Finding what suits you : tailoring flexibility to your body

So last post I wrote about the most dramatic changes I felt after my first year of contortion ( btw I forgot to mention my bruised chin aha!), today I wanted to address another topic related to flexibility training, which is how to know what works for your body, what don't, what's worth to try and what is not.I primarily refer to people who start their quest for flexibility at a later age (over 20-25 yo), we have different bodies than kids of course, one of the main aspect that we lack compared to kids is: our body has a story already written on it, we are not a blank canvas anymore. You might have noticed kids can pretty much do anything, they don't have pre-existent injuries, imbalances and body-habits, because they didn't live enough to develop them yet ! But we did, and so we have to work either around injuries, work to correct imbalances and bad habits (postural or training induced). So you'll get frustrated because someone can do a certain move with ease, and you can't even get close to it. But then you'll find you're great at something else, while the same person you thought was better than you, can't. So this is what's interesting, you need to create the flexibility that your body is willing to accept! It can be very challenging and a long trial and error, but you need to give it time and see how your body react to the stretches, it will either take it and make it its own, or you'll have to find an alternative way to get in the pose you want to be, or either avoid the pose altogether.

There are things that with time you'll able to correct (like imbalances), other won't really happen, because again how your body has grown its own stubborn habits, or it will be because of your proportions (height, bone structure, torso-legs ratio etc), your background and lifestyle: those have all a huge impact on your ability to develop flexibility, you just have to find the right key (the right stretches) to open those doors, and sometimes there will be no key at all. For example, something I worked (and still work at it) to correct is, I have a tendency to drop my left hip lower when I do a chest stand (and I look crooked), if it wasn't for my trainer Otgo, I'd have never known. Something I'm not so good at, but it's worth keep trying: handstands, I don't think being almost 5'11 helps, but I can't even use it as an excuse. Something I don't think will ever get fixed: my aerial splits have a turn out so strong, I can correct it on the floor but in the air it's so natural to turn out that I can't avoid it, but I don't sweat on it, because I have a tons of other stuff to work on :)

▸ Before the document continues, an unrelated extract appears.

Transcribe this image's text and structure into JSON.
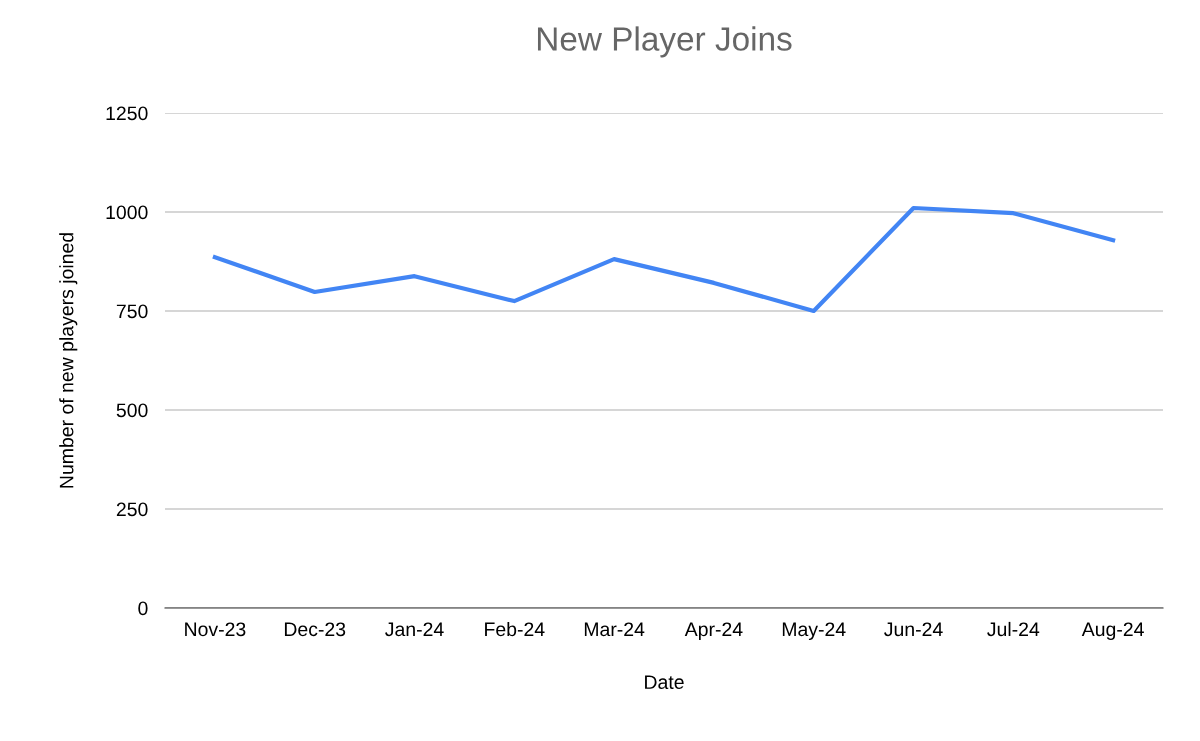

So my message is: don't get obsessed to fit into a pose, without first testing out how your body feels about it. It is painful, uncomfortable, but it's getting better, almost each time ? Then go for it. It feels completely unnatural, painful, and simply not designed for you ? Then skip it, or you can always re-try again later on. But don't make excuses, it will always "hurts", to some degree ;) you just have to learn if it's a pain that your body will take to make remarkable changes and adjustments, or not.